How To Request Flexible Working and Sell The Benefits

Flexible working essentially means any change to your usual work patterns. This could be things like changing from full-time to part-time work, adjusting your shifts or working your same hours but over fewer days. You may also be able to job share, have time off in lieu or work term-time only. It really depends on what your job is. Before actually submitting your request, it’s a good idea to work out exactly what you would like to happen and put a case together for your boss and/or HR department which accurately sells it to them.

Why is flexible working on the rise ? 

Flexible working is said to be on the rise for many different reasons. With the cost of living being higher than ever, many parents feel they would like to continue to financially support their families but don’t want to work the full-time hours that they used to. Also as childcare is so expensive, it is a good way to reduce the number of hours children need to spend in nursery or with a childminder. The advancement of technology also means that online working away from the office is much easier than ever before.

Why is it beneficial to both workers and employers?

Flexible working has increased hugely in popularity over the last decade and it’s easy to see why. For employers, it is said to mean reduced absenteeism, increased morale, and the ability to retain high quality staff who may otherwise have needed to leave. From an employee’s point of view, a good flexible arrangement can help to reduce childcare costs as well as provide a much improved work/life balance, especially for parents with young children.

 

Different types of flexible working

  • Job sharing
  • Working from home
  • Compressed hours
  • Part-time work
  • Flexitime
  • Staggered hours
  • Annualised hours

Summary of the law around flexible working

Once you’ve worked for the same employer for 26 weeks or more, you’re then entitled to make a request for flexible working. Bear in mind though that it’s still not something you have an automatic right to, it’s just that you now have the right to ask.

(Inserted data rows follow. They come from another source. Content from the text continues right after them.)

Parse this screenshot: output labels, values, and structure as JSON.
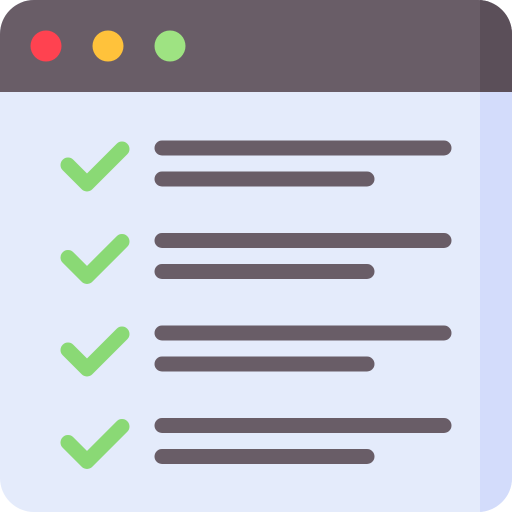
{
  "window": {
    "titlebar_color": "#695d67",
    "titlebar_shade_color": "#5b4f59",
    "body_color": "#e4ebfb",
    "body_shade_color": "#d3dcfb",
    "controls": [
      {
        "name": "close-dot",
        "color": "#ff4250"
      },
      {
        "name": "minimize-dot",
        "color": "#ffc23b"
      },
      {
        "name": "maximize-dot",
        "color": "#9ee382"
      }
    ]
  },
  "checklist": {
    "check_color": "#8ad975",
    "line_color": "#695d67",
    "items": [
      {
        "checked": true,
        "icon": "checkmark-icon"
      },
      {
        "checked": true,
        "icon": "checkmark-icon"
      },
      {
        "checked": true,
        "icon": "checkmark-icon"
      },
      {
        "checked": true,
        "icon": "checkmark-icon"
      }
    ]
  }
}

You should expect your request to be dealt with reasonably and your employer should want to speak to you face-to-face about it. They should also come to a decision within three months of your request being made. Remember though that your application may be turned down for certain business reasons, like additional costs or a possible negative impact on day-to-day working.

Getting the response you want

When you make a formal written request for flexible working, you need to make your application sound professional and positive.

  • Treat it almost like a job interview. Sell your idea, and think through any questions you might be asked beforehand.
  • Do your research, use our reviews of parents who have success stories of flexible working in similar industries to help sell your case.
  • Politely remind them that you’re applying under your statutory right to request flexible working.
  • Explain to your employer how you believe flexible working might affect the business and how this could be dealt with. For example, who could cover on the days you’re not working?
  • Explain how you see it working and when you would like to start.
  • Make sure your written application is signed and dated by you.
  • It may be that your original request does not work for the business, so you may have to be open to discussing another form of flexible working from the list above.

Selling the benefits

  • Flexible working is shown to have a proven benefit for productivity, morale and happiness. According to Vodafone’s Flexible Working Survey, 61% of companies increased profit and 83% of companies improved productivity.
  • Happy and motivated staff are more productive, and higher productivity means higher profits. They also engage with clients better and provide high quality client service, resulting in a positive impact on the business’s ability to win business and retain clients.
  • Reduces the costs to the business of absent employees. According to research by Oxford Economics and Unum, the average cost of turnover per employee (earning £25,000 a year or more) is £30,614.
  • Improves employee retention – 31% of employees would choose flexible working over a pay rise.
  • Embracing flexibility will make the company more attractive to an increased diverse talent pool, especially those with families.

 

What can I do if I don’t get the response I was hoping for?

Your employer should give you an explanation if they turn down your request for flexible working. There are a number of reasons they may refuse your request.

Employers can only refuse your request if there is a business reason for doing so, which has to be one of the following:

  • Your plan to work flexibly will cost the business money.
  • They don’t feel there’s enough work for you to do during the hours you’re planning to work.
  • You may not work to the best of your ability.
  • Recruiting staff to cover will create problems.
  • Customer demand may not be met.
  • Standards of quality may suffer.
  • The business is planning some large structural changes.

If you think that your employer has unfairly dismissed your application for flexible working, there are a few things you can do:

  • Lodge an appeal.
  • Launch a grievance.
  • Claim constructive dismissal.
  • Make a claim for unfair discrimination.
  • Escalate your request to ACAS or the Labour Relations Agency.
  • Appeal to the employment tribunal.